In this period there seems no certain way of identifying which of the contributory boroughs contributed to the electoral process, or to what extent. Nor is it possible to know which of the minor boroughs were still considered eligible to participate. Marian legislation had stipulated that the county court sessions should alternate between Cardigan and Aberystwyth, thus consolidating the primacy and rivalry of these two towns before 1640, but the fragmentary evidence suggests a weakening of involvement beyond Cardigan. Each of the surviving returns was subscribed by freemen of Cardigan, and the returning officer in 1646 was the mayor of that town. L. Bowen, ‘Wales at Westminster...1542-1601’, PH xxii. 111; HP Commons 1604-1629 ‘Cardigan Boroughs’. Unusually, the indentures were in English: New Radnor was the only other Welsh constituency not to make returns in Latin. In April 1640, the able lawyer John Vaughan I was able to retain his hold on the seat he had first represented in 1628. Both county and boroughs elections were held on the same day, and probably both at Cardigan. The outcomes were surely the result of a pre-election arrangement whereby Vaughan and the Price interest divided the electoral spoils. C219/42/2/5/103.
Vaughan was again returned to the Long Parliament, but the indenture was not made out until 14 December. C219/43/6/5/166. He was occupied as counsel in a case proceeding through the Lords, which probably accounts for the delayed election and the belated start to his impact on Commons business. The names of Cardigan burgess families such as that of Bradshaw are apparent on the indenture, which by recording Vaughan’s election as ‘burgess for the said town of Cardigan’ made not even a gesture towards the contributory principle. Both king and Parliament were disappointed in Vaughan’s behaviour during the civil war. In January 1645, his home at Trawsgoed was plundered by parliamentarian soldiers, and on 1 Sept. 1645 he was ‘discharged from being a Member’ for the duration of the Parliament.
The Commons authorised new writs for Cardigan Boroughs and Cardiganshire on 5 June 1646. CJ iv. 313b, 566a. Once again, the recruiter election, held in Cardigan on 24 August 1646, was a Cardigan only affair. The indenture claimed to be for that town and made no mention of other boroughs. C219/43/6/5/167. Among those signing it were James Philipps* and Abell Griffith or Griffin, a man who would become a dependable local agent of the state throughout the 1650s. E113/1 (Card.); S.K. Roberts, ‘Card. and the State, 1540-1689’, in Card. County Hist. Vol. 2 ed. G.H. Jenkins, R. Suggett, E.M. White (Cardiff, 2019), 445-6, 449, 497. The choice fell upon a Pembrokeshire soldier, described in the document as ‘Thomas Wogan esquire’, with no place of residence given. Wogan’s selection cannot be read as a victory for the political partisans of the New Model army, the Independents. Wogan had served in the army of the 3rd earl of Essex (Robert Devereux) but had not been among those selected for service in the new army under Sir Thomas Fairfax*. Rather, Wogan seems to have benefited from the drift towards Cardigan’s hegemony over the seat, with family members including Hector Wogan, his uncle, and James Philipps, his first cousin, active in the election arrangements.

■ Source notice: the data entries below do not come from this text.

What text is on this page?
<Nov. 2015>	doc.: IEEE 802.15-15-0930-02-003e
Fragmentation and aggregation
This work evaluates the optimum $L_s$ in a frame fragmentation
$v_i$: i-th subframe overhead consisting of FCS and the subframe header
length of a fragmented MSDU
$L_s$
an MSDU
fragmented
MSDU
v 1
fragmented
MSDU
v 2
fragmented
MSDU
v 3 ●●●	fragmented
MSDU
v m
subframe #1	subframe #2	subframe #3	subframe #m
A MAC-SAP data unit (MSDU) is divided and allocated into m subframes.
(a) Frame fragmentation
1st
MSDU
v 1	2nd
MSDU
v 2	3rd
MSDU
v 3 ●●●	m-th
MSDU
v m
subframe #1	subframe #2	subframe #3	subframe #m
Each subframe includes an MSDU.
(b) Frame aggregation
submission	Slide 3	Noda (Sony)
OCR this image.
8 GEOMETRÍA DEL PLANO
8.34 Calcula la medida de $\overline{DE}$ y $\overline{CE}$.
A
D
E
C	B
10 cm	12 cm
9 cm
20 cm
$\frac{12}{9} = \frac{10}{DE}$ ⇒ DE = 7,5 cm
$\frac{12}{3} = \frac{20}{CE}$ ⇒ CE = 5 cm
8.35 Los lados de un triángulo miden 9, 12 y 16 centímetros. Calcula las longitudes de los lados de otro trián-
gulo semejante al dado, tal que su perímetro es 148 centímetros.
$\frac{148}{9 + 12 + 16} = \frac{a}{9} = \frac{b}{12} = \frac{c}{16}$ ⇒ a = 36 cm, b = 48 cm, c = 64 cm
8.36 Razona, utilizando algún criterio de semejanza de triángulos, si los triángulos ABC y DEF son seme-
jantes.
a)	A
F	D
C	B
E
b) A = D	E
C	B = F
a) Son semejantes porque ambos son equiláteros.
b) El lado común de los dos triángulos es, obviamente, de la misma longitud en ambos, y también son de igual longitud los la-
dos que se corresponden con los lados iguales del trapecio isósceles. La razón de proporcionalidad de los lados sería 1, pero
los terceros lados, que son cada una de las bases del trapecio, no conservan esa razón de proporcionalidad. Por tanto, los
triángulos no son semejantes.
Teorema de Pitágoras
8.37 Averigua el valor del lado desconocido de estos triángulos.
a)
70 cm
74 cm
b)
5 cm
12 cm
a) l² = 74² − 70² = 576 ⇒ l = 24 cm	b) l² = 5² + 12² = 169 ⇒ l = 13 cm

By the terms of the Cromwellian Instrument of Government, Cardigan and the other boroughs lost their separate parliamentary representation. It was recovered in 1659, for elections to the Parliament of Richard Cromwell*. The Cardigan Boroughs indenture for that election has been lost. The seat was secured by Rowland Dawkins, a west Glamorgan associate of Colonel Philip Jones*, an ally of the county Member, James Philipps, whose interest at Cardigan seemed unassailable. Dawkins was also returned for Carmarthen, where the turbulent election proceedings precipitated a petition, an investigation by the privileges committee and rulings in his opponents’ favour. By contrast, all seemed agreed that Dawkins had been ‘indisputably chosen burgess for the town of Cardigan’. The State of the Case betwixt Major General Rowland Dawkins and David Morgan (1659, BL 1865.c.16.116). The Philipps family continued to control the seat down to 1689, beating off a challenge in 1661 from Sir Francis Lloyd* of Maesyfelin, Lampeter. Lloyd petitioned against James Philipps’s return on the grounds that insufficient notice of the election had been given to the contributory boroughs, evidence that they had not yet been erased from the political landscape. HP Commons 1660-1690, ‘Cardigan Boroughs’.